Rate Of ReturnAI begins to diverge, rate cut in September, is the pullback an opportunity?

Friends, long time no see. I've been very busy lately.


I still want to take more time to share some trading strategies and experiences with everyone, after all, the process of sharing is also a process of improvement 😄
1. Market News
The weak September non-farm payroll report has further strengthened expectations for a September rate cut, although the market had already anticipated this. The next Fed meeting will be held on September 16-17.
The AI boom is ongoing, and the performance and stock prices of tech companies theoretically should rise accordingly. However, the market is also wary of these overvalued tech giants. We can see the recent divergence in tech stocks, with NVDA and AMD experiencing significant pullbacks. However, the Nasdaq continues to hit new highs, primarily driven by Google and Apple.

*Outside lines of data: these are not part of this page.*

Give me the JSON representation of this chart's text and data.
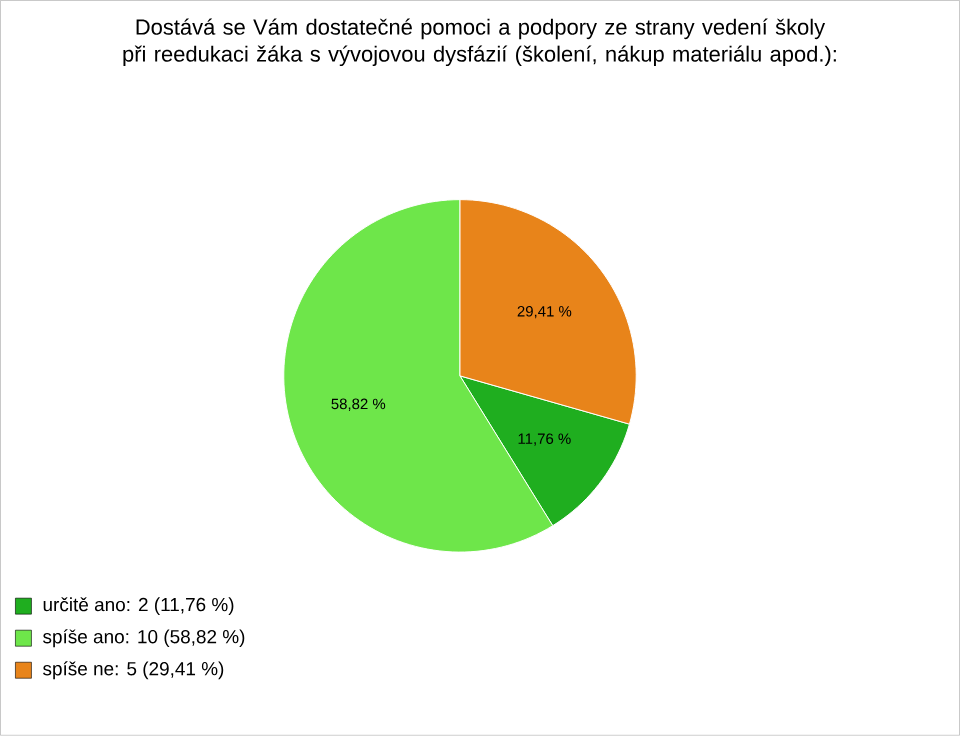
{
  "chart_data": {
    "type": "pie",
    "title": "Dostává se Vám dostatečné pomoci a podpory ze strany vedení školy při reedukaci žáka s vývojovou dysfázií (školení, nákup materiálu apod.):",
    "categories": [
      "určitě ano: 2 (11,76 %)",
      "spíše ano: 10 (58,82 %)",
      "spíše ne: 5 (29,41 %)"
    ],
    "values": [
      11.76,
      58.82,
      29.41
    ],
    "value_labels": [
      "11,76 %",
      "58,82 %",
      "29,41 %"
    ],
    "colors": [
      "#1fae1f",
      "#6ee64a",
      "#e8841a"
    ],
    "legend": "bottom left"
  }
}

Quoting a big shot: "The U.S. stock market is like 'when one door closes, another opens.' If other tech giants take turns rising, the tech bull market can still be sustained."
2. Individual Stocks
$Robinhood(HOOD.US), along with NiuGu app, has been added to the S&P 500, a major positive. Both stocks surged 8% in pre-market trading. HOOD has brought me significant profits this year—one right move leads to another. Spotting a good stock and holding it long-term is that simple.
$Alphabet - C(GOOG.US), currently the strongest among the Magnificent 7, has a stable trend. I remain bullish. A short-term pullback is inevitable after such a sharp rise—consider short-term opportunities on a 1% dip. Hold core positions firmly.

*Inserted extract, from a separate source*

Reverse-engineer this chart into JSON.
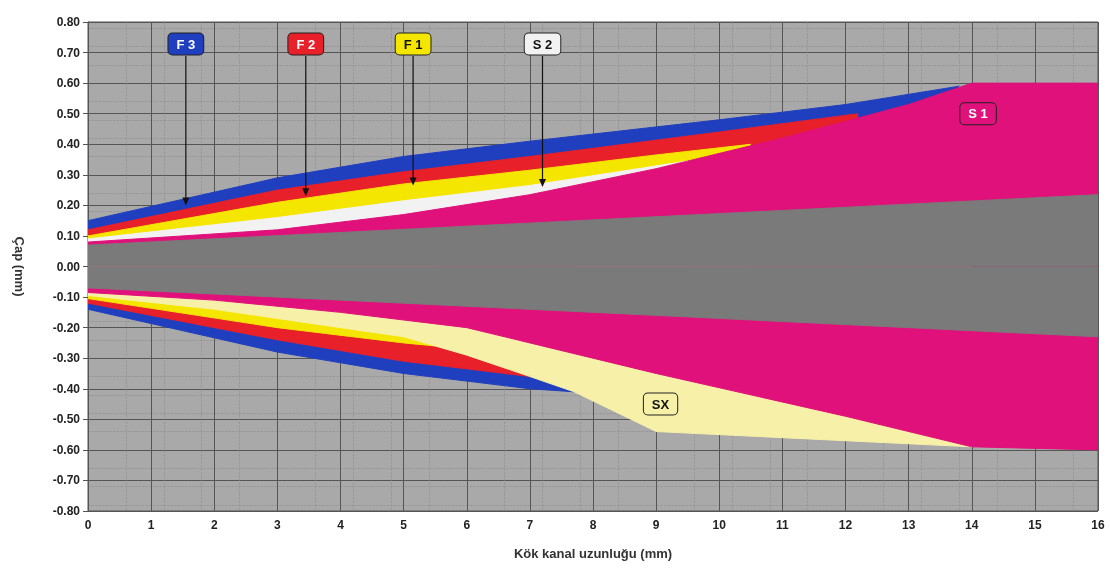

$NVIDIA(NVDA.US) broke support last Friday. I’d add on dips—it’s up 0.4% pre-market, and I’m considering a swing trade tonight. Core positions won’t change. One thing’s clear: NVIDIA won’t peak this year.
$Broadcom(AVGO.US) reported earnings on Friday. Its ASIC chips could pressure general-purpose GPUs, gapping up 9% at open and rising 1.4% pre-market—no entry left. But ASIC isn’t replaceable yet, so opportunities may arise later.
$AMD(AMD.US), the third player, suffers most when the top two compete. It fell nearly 7% Friday—a golden opportunity for tech stocks. I’ll consider entering after stabilization this week.
$Tesla(TSLA.US) is set to release an epic AI chip. From Master Plan 4.0 to trillion-dollar compensation incentives to this AI chip, I think Musk can’t have it all—focus on core products. I won’t add TSLA soon. My core position has low cost basis, so no worries. Technically, it’s consolidated for 4 months—20-day MA is support. Bullish mid-term.
$Circle(CRCL.US) broke 136 support—short-term trend looks terrible. Already cut losses. Lesson learned: Set profit targets! No targets? Prepare to stop losses.
$XIAOMI-W(01810.HK): I traded the Bollinger Band breakout and exited Friday. Small gain, but such clear opportunities are rare—stay sharp.
$POP MART(09992.HK) was added to an index today but fell sharply. I’ll watch before considering entry. Target: 265.
3. HK IPO
$DAHON TECH(02543.HK): We secured anchor shares. Doubled at open—expected returns. Public allotment would likely require lottery even with top-tier bids, so institutional placement is the way. New rules hurt retail—I’ll prioritize institutional placements to catch time windows. Invest only in high-probability bets.
$GEEKPLUS-W(02590.HK) surged 40% since July IPO on strong interim results and buy ratings (e.g., Deutsche Bank). Finally paid off.
Unitree Robotics may list—possibly in A-shares or HK. If HK, it’s a must-buy: strong R&D, cost efficiency, and high demand in commercialization year one.